ジャーナリストはその情報源を集める職業だね。」
「はーん……んで、そのシャルターガ共和国のジャーナリスト様達は、こんな場所に何しに来たんだよ?」
「もちろん、アインシュベルン皇国の真実を取材しによ!!」
「真実だァ?」
「貴方達の国は食人族が住んでいるだの、緑色の血が流れた悪魔が作った国だの、ネガティブでバイオレンスな情報が飛び交う厄ネタの宝庫なのよ」
「散々な言われようだな……」
「私達はそんなガセネタに惑わされず、皇国の真実の姿を全国に届けるために命をかけて取材に来たってわけ! だからお願い! 貴方達の国を取材させて!!」
――話を聞き終えた大男は、顔を天井に向けて何やら考え込むような仕草をした後、二人組へと向き直って口を開いた。
「よーくわかったぜ」
「それじゃあ……!」
「てめぇらが国を探りに来た、スパイだっつうことがな」
「……へ?」
「いやいや……!? 何でそんな結論に……」
「国の防衛体制や内情を外に持ち出すっつうことだろ? スパイ以外の何者でもねぇじゃねぇか」
「違うわ! そういう軍事とか政治に関わることじゃなくて、国に生きる人がどんな生活をしているかとか、そういう文化的なものを知ってもらうために……!」
「んなもん知って貰わなくて結構……てめぇらは国家に不利益をもたらしかねねぇ、不安分子だ。
相応の末路を辿ることは、覚悟して貰うぜ?」
「……っ!?」
(ああ……終わった……。

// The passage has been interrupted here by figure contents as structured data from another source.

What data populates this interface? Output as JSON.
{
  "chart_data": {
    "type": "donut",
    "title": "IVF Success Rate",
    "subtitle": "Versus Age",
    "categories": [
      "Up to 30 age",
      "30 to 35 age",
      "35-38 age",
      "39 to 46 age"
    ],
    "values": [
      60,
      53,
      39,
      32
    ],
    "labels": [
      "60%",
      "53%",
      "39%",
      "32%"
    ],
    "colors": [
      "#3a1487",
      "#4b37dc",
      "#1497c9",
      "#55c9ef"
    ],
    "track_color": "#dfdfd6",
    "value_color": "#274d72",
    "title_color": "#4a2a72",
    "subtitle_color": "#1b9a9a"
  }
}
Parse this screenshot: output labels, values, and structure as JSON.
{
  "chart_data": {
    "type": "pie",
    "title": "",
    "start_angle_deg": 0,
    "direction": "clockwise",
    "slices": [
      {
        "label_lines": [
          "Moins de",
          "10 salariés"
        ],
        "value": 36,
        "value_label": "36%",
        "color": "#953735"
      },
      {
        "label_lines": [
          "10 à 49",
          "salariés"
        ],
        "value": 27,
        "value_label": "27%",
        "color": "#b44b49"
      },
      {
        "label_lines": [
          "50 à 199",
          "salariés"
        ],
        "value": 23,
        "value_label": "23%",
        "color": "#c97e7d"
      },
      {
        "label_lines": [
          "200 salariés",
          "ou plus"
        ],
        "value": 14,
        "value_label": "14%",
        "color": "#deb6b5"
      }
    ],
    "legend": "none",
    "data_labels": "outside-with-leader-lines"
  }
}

こんな無茶苦茶な人を頼ってしまったばっかりに……)
――交渉が決裂した次の瞬間、ヴェルと呼ばれた少年が突如何かを察知したかのように刮目した。
「…………!! ジャンゴ、D地点から侵入者だ」
「んだと……! こんな時に……」
「戦力的には40人ぐらいの規模だよ、戦力を集めて迎撃した方が良い」
「了解だ……アルマ!」
「なーに?」
「この二人組を見張っていてくれ。
逃げようとしたらドタマをかち割っても構わねぇ」
「わかったー」
「よっしゃ野郎共!! 20人ぐらい兵を集めて来い!!」
「はッ!!」
「俺様は先に現場へ向かう!! ヴェル、先導してくれ!!」
「任せて」
「いいかてめぇら……逃げ出そうなんて考えんじゃねぇぞ。
アルマになるべく殺しはやらせたくねぇんだ、わかったなッ!!」
「はいィィィ!!」
――男達は慌ただしく尋問部屋から出ていき、部屋にはピアとジュリウスの二人組と、アルマと呼ばれた少女が残された。
「な……何があったんすかね?」
「会話の内容で察せるでしょうが……今から戦争が起きるのよ……!」
「戦争……!?」
「こんなスクープ、見逃す手は無いわ……! 行くよジュリウ……」
「アハハ」
「…………すみませんでした」
――部屋を出ようと立ち上がった瞬間、後頭部に冷たい鉄の感覚を押し付けられたピアは、すごすごと着席した。